If you buy health insurance on the individual market, without help from an employer, you may want to know what Nevada is doing to protect you from unfair and unnecessary premium rate increases. Here’s a summary of the Nevada laws that govern rate increases. Caution: the laws and regulations on the books don’t always reflect what actually happens in practice. Contact your state’s insurance agency for further information.
- Nevada does require prior approval for all individual market rates. NRS 686B.070.
- Rates for individual health products are deemed approved if they are not disapproved within 60 days after a filing is determined to be complete. NRS 686B.110. For nonprofits, the period is 30 days. 695B.230.

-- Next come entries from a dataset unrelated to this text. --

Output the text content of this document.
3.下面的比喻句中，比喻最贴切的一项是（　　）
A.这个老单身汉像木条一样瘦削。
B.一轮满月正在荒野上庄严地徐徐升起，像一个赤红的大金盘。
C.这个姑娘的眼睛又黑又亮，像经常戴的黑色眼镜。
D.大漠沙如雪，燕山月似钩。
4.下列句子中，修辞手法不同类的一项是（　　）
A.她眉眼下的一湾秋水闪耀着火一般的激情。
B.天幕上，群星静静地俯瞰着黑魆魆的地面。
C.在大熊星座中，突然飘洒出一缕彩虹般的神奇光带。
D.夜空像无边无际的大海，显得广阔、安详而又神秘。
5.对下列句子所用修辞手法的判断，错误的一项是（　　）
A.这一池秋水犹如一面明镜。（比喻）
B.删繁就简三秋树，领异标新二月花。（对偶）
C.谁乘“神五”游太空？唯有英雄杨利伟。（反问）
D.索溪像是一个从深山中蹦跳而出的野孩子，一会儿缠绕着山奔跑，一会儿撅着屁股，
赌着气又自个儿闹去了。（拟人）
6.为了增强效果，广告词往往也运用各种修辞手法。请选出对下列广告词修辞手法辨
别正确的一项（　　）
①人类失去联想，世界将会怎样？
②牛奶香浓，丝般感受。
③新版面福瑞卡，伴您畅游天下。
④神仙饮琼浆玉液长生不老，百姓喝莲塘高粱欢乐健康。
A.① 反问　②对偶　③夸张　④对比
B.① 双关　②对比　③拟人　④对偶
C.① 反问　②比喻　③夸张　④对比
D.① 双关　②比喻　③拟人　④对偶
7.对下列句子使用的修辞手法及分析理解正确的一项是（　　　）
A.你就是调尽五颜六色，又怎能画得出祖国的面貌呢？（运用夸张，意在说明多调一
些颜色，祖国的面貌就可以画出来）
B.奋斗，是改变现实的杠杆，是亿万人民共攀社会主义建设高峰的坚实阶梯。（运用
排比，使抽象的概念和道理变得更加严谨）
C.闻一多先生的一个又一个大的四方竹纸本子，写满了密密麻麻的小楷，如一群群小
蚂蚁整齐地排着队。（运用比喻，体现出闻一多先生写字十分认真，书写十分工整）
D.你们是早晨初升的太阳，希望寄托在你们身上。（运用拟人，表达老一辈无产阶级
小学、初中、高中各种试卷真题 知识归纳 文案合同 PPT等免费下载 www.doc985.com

- Rates for HMOs may not be “excessive, inadequate, or unfairly discriminatory.” 695C.180. Approval must be within a “reasonable” time. 695C.200.
- An insurer must provide 60 days notice to an individual of a change in rates. NRS 687B.420.
- Rates must not be excessive, inadequate or unfairly discriminatory, nor may an insurer charge any rate which if continued will have or tend to have the effect of destroying competition or creating a monopoly. NRS 686B.050.
- Rate filings are not posted online, but are open to public inspection. NRS 686B.080. The state has posted online a list of recent rate requested and approved rate increases at http://www.doi.state.nv.us/healthreform.aspx.
Information is based on review of state statutes and regulations and in some cases, interviews or emails with state insurance departments.